Data modeling has been having a tough time as the IT industry has pivoted to big data. With big data’s external sourcing and so-called unstructured form, data models seemed less relevant. In the new NoSQL world, data modelers struggled to apply tools and techniques grounded in a relational database mindset.
Schema-on-read is the antithesis of data models’ diligent analysis and structuring performed long before the first field was committed to disk. Even in the relational world, speed and agility of delivery have undercut the role of the traditional data modeler.
The Value of Modeling
This hiatus in modeling thought and application has been most unfortunate. What is data modeling other than a search for and exploration of meaning in information?
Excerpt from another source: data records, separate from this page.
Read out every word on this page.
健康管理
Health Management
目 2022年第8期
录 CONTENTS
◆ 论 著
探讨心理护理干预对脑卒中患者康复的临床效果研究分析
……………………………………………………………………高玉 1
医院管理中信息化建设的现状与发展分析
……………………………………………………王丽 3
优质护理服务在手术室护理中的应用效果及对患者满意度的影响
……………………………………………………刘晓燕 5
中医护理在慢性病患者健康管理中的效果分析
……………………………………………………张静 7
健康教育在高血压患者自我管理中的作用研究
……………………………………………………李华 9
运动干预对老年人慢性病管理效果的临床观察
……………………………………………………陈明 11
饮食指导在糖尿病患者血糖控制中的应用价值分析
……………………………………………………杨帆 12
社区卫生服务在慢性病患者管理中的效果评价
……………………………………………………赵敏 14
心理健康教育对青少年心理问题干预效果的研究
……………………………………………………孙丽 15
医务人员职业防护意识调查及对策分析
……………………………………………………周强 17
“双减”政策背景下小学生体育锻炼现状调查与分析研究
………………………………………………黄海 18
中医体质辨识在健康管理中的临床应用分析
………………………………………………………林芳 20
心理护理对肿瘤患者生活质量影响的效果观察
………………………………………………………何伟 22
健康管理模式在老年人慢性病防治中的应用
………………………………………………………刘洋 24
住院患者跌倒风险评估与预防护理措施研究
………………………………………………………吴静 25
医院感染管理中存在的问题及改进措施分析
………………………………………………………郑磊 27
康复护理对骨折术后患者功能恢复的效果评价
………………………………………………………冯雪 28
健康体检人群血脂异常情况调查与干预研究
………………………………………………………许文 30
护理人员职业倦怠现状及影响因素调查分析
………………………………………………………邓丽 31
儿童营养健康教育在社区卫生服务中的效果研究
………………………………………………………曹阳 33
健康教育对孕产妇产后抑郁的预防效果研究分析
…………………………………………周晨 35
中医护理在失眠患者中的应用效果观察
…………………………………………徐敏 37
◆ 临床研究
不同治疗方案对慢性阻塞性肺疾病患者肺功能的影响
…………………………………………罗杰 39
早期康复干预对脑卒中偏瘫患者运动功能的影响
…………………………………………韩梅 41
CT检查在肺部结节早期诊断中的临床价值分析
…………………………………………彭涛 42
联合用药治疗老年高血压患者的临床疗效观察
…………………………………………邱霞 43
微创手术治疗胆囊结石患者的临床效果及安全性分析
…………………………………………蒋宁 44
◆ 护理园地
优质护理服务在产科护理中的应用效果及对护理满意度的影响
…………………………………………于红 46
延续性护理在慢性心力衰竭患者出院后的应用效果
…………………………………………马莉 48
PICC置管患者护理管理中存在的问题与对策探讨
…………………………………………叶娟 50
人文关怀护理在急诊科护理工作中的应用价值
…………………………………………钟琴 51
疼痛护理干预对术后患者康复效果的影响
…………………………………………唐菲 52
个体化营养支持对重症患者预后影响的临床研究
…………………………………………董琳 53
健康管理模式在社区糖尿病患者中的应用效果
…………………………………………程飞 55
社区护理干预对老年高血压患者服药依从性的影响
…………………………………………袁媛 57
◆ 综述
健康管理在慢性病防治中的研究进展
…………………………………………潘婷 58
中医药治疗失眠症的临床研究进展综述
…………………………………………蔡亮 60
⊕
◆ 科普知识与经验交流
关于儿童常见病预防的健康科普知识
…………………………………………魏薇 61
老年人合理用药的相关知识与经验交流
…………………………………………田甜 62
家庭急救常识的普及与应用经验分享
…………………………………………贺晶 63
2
In an environment where data is coming into enterprises from more diverse and ill-defined sources, in ever-greater volumes, and at higher speed, understanding its meaning and deciphering its structure is of the utmost importance.
Data scientists complain they spend 80 percent of their time preparing data for analysis. Their plight has led to the emergence of data wrangling and structure discovery tools. However, despite their value in “munging” data, most lack the theoretical foundation that was incorporated in entity-relationship (ER) data modeling as far back as Peter Chen’s 1976 seminal paper, “The Entity-Relationship Model — Toward a Unified View of Data.”
Data is a representation of the real world, and it is from that real world that an understanding of all data must emerge.
How that can happen is the subject of Thomas Frisendal’s new book Graph Data Modeling for NoSQL and SQL. Starting from the psychological premise that data modeling is the exploration and discovery of meaning and structure and thus requires a largely visual approach, he notes that traditional models look too much like relational tables. They are engineering artifacts closer to physical database design than to the maps of meaning a business person could understand and use creatively.
Frisendal is reiterating an older concept: a multilevel architecture for data modeling. Although I discussed five levels in Data Warehouse — from Architecture to Implementation in 1997, he opts for a simpler three-level approach — conceptual, logical, and physical — and proposes that new representations are needed at the top two levels.